An expert consenting panel has declined to grant fast-track consent for a 15.6-hectare subdivision on the Frankton-Ladies Mile Highway near Queenstown.
Glenpanel Development Limited lodged the application for resource consents to be considered under the COVID-19 Recovery (Fast-track Consenting) Act 2020 on 10 August this year.
The proposed housing development included a neighbourhood commercial centre at 427 Frankton-Ladies Mile Highway.
The panel says while it accepts the project would have had benefits such as providing more housing and employment, it had to consider the zoning and planning for the Flint’s Park site, and the statutory framework.

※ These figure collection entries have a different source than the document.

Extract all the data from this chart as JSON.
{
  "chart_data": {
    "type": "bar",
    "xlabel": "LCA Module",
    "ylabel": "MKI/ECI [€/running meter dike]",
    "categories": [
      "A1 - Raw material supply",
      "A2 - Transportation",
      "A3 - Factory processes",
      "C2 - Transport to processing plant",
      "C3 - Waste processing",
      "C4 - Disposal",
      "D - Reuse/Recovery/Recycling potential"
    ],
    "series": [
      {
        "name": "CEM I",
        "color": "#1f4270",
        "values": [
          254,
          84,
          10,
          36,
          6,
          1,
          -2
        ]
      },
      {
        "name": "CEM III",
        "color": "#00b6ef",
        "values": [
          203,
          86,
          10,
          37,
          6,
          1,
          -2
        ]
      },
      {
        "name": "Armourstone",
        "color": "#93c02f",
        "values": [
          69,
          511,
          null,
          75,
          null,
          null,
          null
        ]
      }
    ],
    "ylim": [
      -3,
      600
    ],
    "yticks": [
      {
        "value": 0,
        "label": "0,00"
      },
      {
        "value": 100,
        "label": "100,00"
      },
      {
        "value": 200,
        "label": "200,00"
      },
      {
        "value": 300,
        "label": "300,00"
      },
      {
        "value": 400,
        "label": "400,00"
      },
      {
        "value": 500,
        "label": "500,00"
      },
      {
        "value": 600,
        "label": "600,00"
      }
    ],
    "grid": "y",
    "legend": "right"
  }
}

The panel assessed the adverse effects on the environment were “more than minor overall” and that the project was “contrary to an important set of objectives and policies in the Proposed District Plan”. These include:
– Avoiding the urbanisation of rural land outside the urban growth boundary, such as the application site
– Protecting the landscape values of outstanding natural features, such as Slope Hill, part of the project location
The full grounds for the panel’s decision to decline the application can be found in the decision link below.
The decision comes 78 working days after the project was lodged with the Environmental Protection Authority.
This is only the second application declined under the fast-track process.
The Environmental Protection Authority is not involved in the decision-making. We provide advice and administrative support for the panel convener, Judge Laurie Newhook, and the expert consenting panel he appoints.